I plan to list Shadow as a home based SD when he retires and my new as the Field SD... The VA staff and I discussed this matter and they'll put that down in the medical letter for any future apartment I live in...

Ellen and Shadow Walker

Super Silver- Service Spoodle
Barked: Tue Jun 16, '09 9:17am PST 
Bobby, please cite the legislation stating a retired SD is still a SD.

I feel that if you only need one SD, then you should only have 1 SD. If a dog is retired, they are retired for a reason-- they aren't capable of being your service dog anymore for whatever reason. If you've already got a new SD who is able to mitigate your disability, then you are not considered a person with a disability for a retired SD to mitigate it, too. My view is that we have these laws allowing people with SDs and ESAs in housing etc because they truely need these animals to survive. If people take advantage of these laws by claiming retired SDs as SDs even though they aren't working anymore and the person has a new SD to take care of their disability related needs, I think this is doing a disservice to the community. How many landlords are going to be happy about you carting along a zoo full of animals all with SD, retired SD, and ESA status? I think it is disrespectful to the landlord and to the reason these laws were created in the first place. These laws were created to help people who really needed help, not as a convenience or as a way to get around abiding by the pet limit. If we keep adding on more and more animals with special status to our leases, these landlords are going to try to get the laws changed to be more strict, and we are all going to suffer.

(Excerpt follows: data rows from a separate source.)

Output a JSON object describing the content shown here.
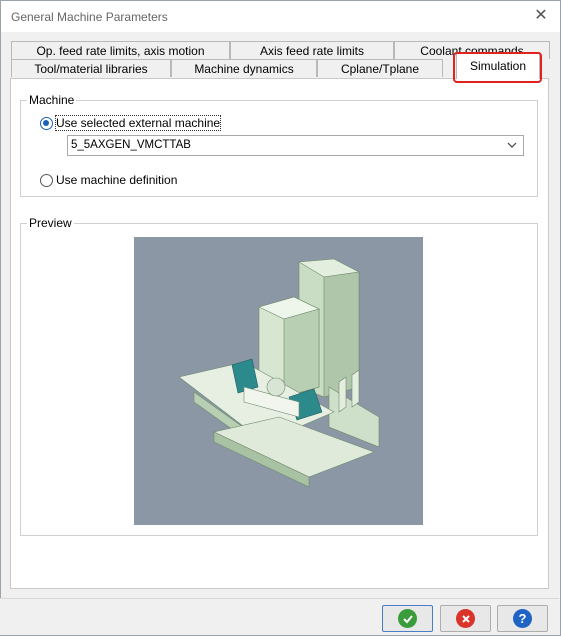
{
  "window": {
    "title": "General Machine Parameters"
  },
  "tabs": {
    "row_back": [
      {
        "label": "Op. feed rate limits, axis motion"
      },
      {
        "label": "Axis feed rate limits"
      },
      {
        "label": "Coolant commands"
      }
    ],
    "row_front": [
      {
        "label": "Tool/material libraries"
      },
      {
        "label": "Machine dynamics"
      },
      {
        "label": "Cplane/Tplane"
      },
      {
        "label": "Simulation",
        "active": true
      }
    ]
  },
  "machine_group": {
    "label": "Machine",
    "option_external": {
      "label": "Use selected external machine",
      "selected": true
    },
    "machine_select": {
      "value": "5_5AXGEN_VMCTTAB"
    },
    "option_definition": {
      "label": "Use machine definition",
      "selected": false
    }
  },
  "preview_group": {
    "label": "Preview"
  },
  "colors": {
    "accent": "#1b5fb8",
    "highlight": "#e0231e",
    "ok": "#3a9c3a",
    "cancel": "#d9352b",
    "help": "#1f63c4"
  },
  "buttons": {
    "ok": {
      "icon": "check-icon"
    },
    "cancel": {
      "icon": "x-icon"
    },
    "help": {
      "icon": "question-icon",
      "glyph": "?"
    }
  }
}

My feeling is if it is not medically necessary, it is not a service dog. Maybe an ESA depending on your disability, but definintely not a service dog.

I get very upset when I hear about people who are claiming lots of animals as SDs and ESAs. The laws were not intended to allow people to have as many animals as they want, but rather to provide mitigation to a person's disability. I feel it is almost disrespectful of the creators of these laws to take advantage of them if you don't need them. If the mitigation happens with one SD (or maybe even 2 SDs depending on your disability related needs, or 1 SD and 1 ESA depending on your disability related needs) then the person shouldn't be considered as needing any more of these animals.

Disc Dogs rock!
Barked: Tue Jun 16, '09 1:22pm PST 
The problem I see here is the law states that they have to make reasonable accomodations for service animals. In your case there is a pet limit and the owner/manager can say that they have made reasonable accomodations and you would probably lose a court case if it went that far.